Jakarta – Mahkamah Agung Mesir menguatkan hukuman mati bagi 12 anggota kelompok Ikhwanul Muslimin. Dua dari 12 terdakwa itu adalah dua pemimpin senior Ikhwanul Muslimin, Mohamed al-Beltagy dan Safwat Hegazy. Vonis itu dijatuhkan pada sidang yang digelar Senin (14/6/2021). Vonis itu sekaligus mengakhiri persidangan kasus pembunuhan massal tahun 2013.
Dikutip dari AFP, Selasa (15/6/2021), vonis mati secara efektif mengakhiri kasus yang dimulai dengan lebih dari 600 terdakwa setelah penggulingan presiden Mohamed Morsi oleh militer tahun 2013. Menyusul penggulingan Morsi di tengah protes massa terhadap pemerintahannya, para pendukung Ikhwanul Muslimin melakukan aksi duduk besar-besaran di Lapangan Rabaa Al-Adawiya di Kairo timur untuk menuntut kembalinya kekuasaan Morsi.
Bulan berikutnya, pasukan keamanan menyerbu lapangan tersebut dan membunuh sekitar 800 orang dalam satu hari. Pihak berwenang mengatakan pada saat itu bahwa para pengunjuk rasa bersenjata dan pembubaran paksa merupakan tindakan kontra-terorisme yang vital. Ini menandai dimulainya tindakan keras terhadap kelompok Ikhwanul dan oposisi sekuler di Mesir.
Dalam bunyi putusan itu, MA Mesir mengatakan hukuman mati dijatuhkan karena mereka mempersenjatai geng kriminal yang menyerang penduduk dan melawan polisi serta memiliki senjata api, amunisi, dan bahan pembuat bom.
“Dakwaan lain termasuk membunuh polisi, melawan pihak berwenang, dan pendudukan dan perusakan properti publik”, imbuh bunyi putusan MA.
Sumber pengadilan mengatakan bahwa putusan ini final dan tidak dapat diajukan banding.
Selain menguatkan putusan hukuman mati, pengadilan juga mengurangi hukuman untuk 31 anggota Ikhwanul lainnya.

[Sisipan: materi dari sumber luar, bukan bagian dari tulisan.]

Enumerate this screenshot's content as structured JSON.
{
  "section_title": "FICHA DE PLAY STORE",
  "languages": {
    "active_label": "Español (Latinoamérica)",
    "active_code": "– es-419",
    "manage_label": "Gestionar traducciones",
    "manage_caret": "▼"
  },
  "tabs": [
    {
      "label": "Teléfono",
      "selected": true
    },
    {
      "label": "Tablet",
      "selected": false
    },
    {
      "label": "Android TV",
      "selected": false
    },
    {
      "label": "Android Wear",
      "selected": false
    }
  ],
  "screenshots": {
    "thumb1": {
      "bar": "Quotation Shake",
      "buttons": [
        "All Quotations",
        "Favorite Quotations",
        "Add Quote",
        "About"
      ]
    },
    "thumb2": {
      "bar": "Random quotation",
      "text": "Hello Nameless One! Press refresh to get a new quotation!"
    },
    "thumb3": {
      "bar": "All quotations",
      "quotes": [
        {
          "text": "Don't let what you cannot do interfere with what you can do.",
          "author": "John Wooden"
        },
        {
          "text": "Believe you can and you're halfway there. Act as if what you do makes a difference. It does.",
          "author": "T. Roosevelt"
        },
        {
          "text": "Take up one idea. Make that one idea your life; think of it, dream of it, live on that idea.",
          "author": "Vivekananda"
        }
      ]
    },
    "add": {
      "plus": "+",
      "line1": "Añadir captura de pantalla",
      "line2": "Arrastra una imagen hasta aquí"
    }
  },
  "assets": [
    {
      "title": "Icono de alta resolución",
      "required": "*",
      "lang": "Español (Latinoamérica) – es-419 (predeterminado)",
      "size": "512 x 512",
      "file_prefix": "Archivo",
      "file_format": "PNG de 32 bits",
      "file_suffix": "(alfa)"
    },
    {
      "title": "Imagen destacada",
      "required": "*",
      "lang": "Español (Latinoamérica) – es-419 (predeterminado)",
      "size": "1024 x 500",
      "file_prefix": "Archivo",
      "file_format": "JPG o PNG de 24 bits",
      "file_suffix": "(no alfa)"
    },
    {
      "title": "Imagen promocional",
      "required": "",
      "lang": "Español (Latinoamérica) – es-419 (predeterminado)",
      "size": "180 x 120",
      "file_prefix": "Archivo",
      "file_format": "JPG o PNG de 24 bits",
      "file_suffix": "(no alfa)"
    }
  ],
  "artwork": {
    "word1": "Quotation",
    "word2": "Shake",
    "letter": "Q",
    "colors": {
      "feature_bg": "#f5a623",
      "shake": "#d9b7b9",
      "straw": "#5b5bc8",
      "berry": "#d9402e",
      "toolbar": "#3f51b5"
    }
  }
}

Sebelumnya, pada tahun 2018, pengadilan Mesir menjatuhkan hukuman mati kepada 75 terdakwa dan sisanya dengan berbagai hukuman penjara, termasuk 10 tahun penjara untuk putra Morsi, Osama. Di Mesir, warga sipil yang dijatuhi hukuman mati akan dieksekusi dengan cara digantung.